A oltre 100 anni dalla rivoluzione bolscevica che portò alla morte dello Zar Nicola II insieme alla moglie e ai cinque figli, San Pietroburgo è tornata a ospitare un matrimonio reale. E tra i protagonisti assoluti c’era anche un’italiana. A sposare il granduca George Mikhailovich, l‘ultimo discente dei Romanov, è infatti stata l’1 ottobre Rebecca Virginia Bettarini, imprenditrice 35enne che vive in Russia e scrive thriller internazionali con lo pseudonimo di Georgina Perosch.

Le nozze sono state celebrate nella storica cattedrale di Sant’Isacco, nel cuore della città. In chiesa, come si addice a qualsiasi royal wedding, un nutrito gruppo di vip e 50 nobili europei, tra cui anche la regina madre di Spagna Sofia e i duchi di Kent, cugini della regina Elisabetta. Sontuosa la cerimonia, che si è svolta con rito ortodosso vista la recente conversione della sposa. Bettarini, che è figlia dell’ex ambasciatore italiano in Russia, indossava un abito di raso bianco dal lungo strascico e in testa portava una tiara di diamanti disegnata da Chaumet, il gioielliere ufficiale della prima moglie di Napoleone, Giuseppina Bonaparte. La lista dei 1500 ospiti includeva anche Sarah Fabergé, della storica gioielleria russa da cui provengono le fedi nuziali della coppia, e la portavoce del ministero degli Esteri russo, Maria Zakharova. Tutto è stato curato nel dettaglio: anche la torta nuziale, preparata dal pasticcere belga Michael Lewis-Anderson, che era ispirata proprio a Fabergé, secondo quanto la stessa sposa aveva rivelato su Instagram lo scorso maggio.

Dopo gli studi universitari in Italia e diversi anni di lavoro come manager in un’azienda italiana in Russia, Bettarini ora presiede una società di consulenza da lei istituita oltre alla Russian Imperial Foundation, organizzazione che raccoglie fondi per iniziative di beneficenza. A renderla famosa al grande pubblico, quantomeno prima delle nozze, è stata però soprattutto la sua attività come autrice di romanzi gialli su intrighi internazionali: un mestiere cui si è avvicinata viaggiando da un Paese all’altro al seguito del padre.
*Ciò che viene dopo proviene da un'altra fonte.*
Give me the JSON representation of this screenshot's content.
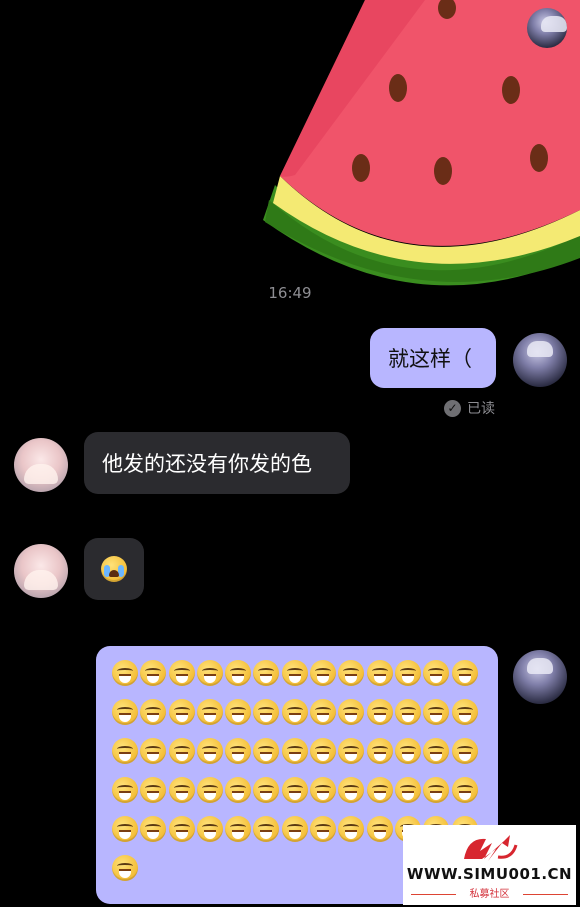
{
  "conversation": {
    "sticker": {
      "icon": "watermelon-sticker"
    },
    "timestamp": "16:49",
    "messages": [
      {
        "side": "right",
        "text": "就这样（"
      },
      {
        "side": "left",
        "text": "他发的还没有你发的色"
      },
      {
        "side": "left",
        "emoji": "crying-face-emoji",
        "count": 1
      },
      {
        "side": "right",
        "emoji": "laughing-face-emoji",
        "count": 66
      }
    ],
    "read_receipt": "已读"
  },
  "watermark": {
    "url": "WWW.SIMU001.CN",
    "subtitle": "私募社区"
  },
  "colors": {
    "background": "#000000",
    "bubble_out": "#b8b6ff",
    "bubble_in": "#2b2b2f",
    "timestamp": "#8e8e93"
  }
}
Caratteristica, questa, che condivide con il marito: Mikhailovich, nato a Madrid nel 1981, è infatti cresciuto in Francia, poi si è laureato in legge ad Oxford e infine si è trasferito in Russia nel 2018. Nel mezzo, diversi anni di lavoro al Parlamento europeo e alla Commissione europea oltre che un impiego come consigliere del direttore del gigante minerario russo Norilsk Nickel. È figlio del principe Francesco Guglielmo di Prussia e della granduchessa Maria Vladimirovna Romanova, che si è autoproclamata erede al trono imperiale in quanto nipote del granduca Kirill, a sua volta cugino di Nicola II. Una circostanza che fa di lui il teorico successore diretto al trono del Paese, anche se la questione è da tempo oggetto di contesa con un altro ramo della famiglia, la linea dei Nikolaevič.

Il rampollo Romanov ha incontrato la consorte a Bruxelles durante il suo periodo al Parlamento europeo. Dopo aver vissuto in Belgio per sei anni, la coppia abita ora a Mosca, a due passi dal Cremlino, residenza dei Romanov fin quando Pietro il Grande decise di trasferire la capitale a San Pietroburgo. “Questa città è stata il primo posto in Russia in cui siamo tornati”, ha detto il granduca alla testata pietroburghese Fontanka. “È un luogo molto, molto vicino alla famiglia”, ha aggiunto. “Abbiamo detto ‘dà’!!”, ha commentato invece sui social la moglie dopo le nozze.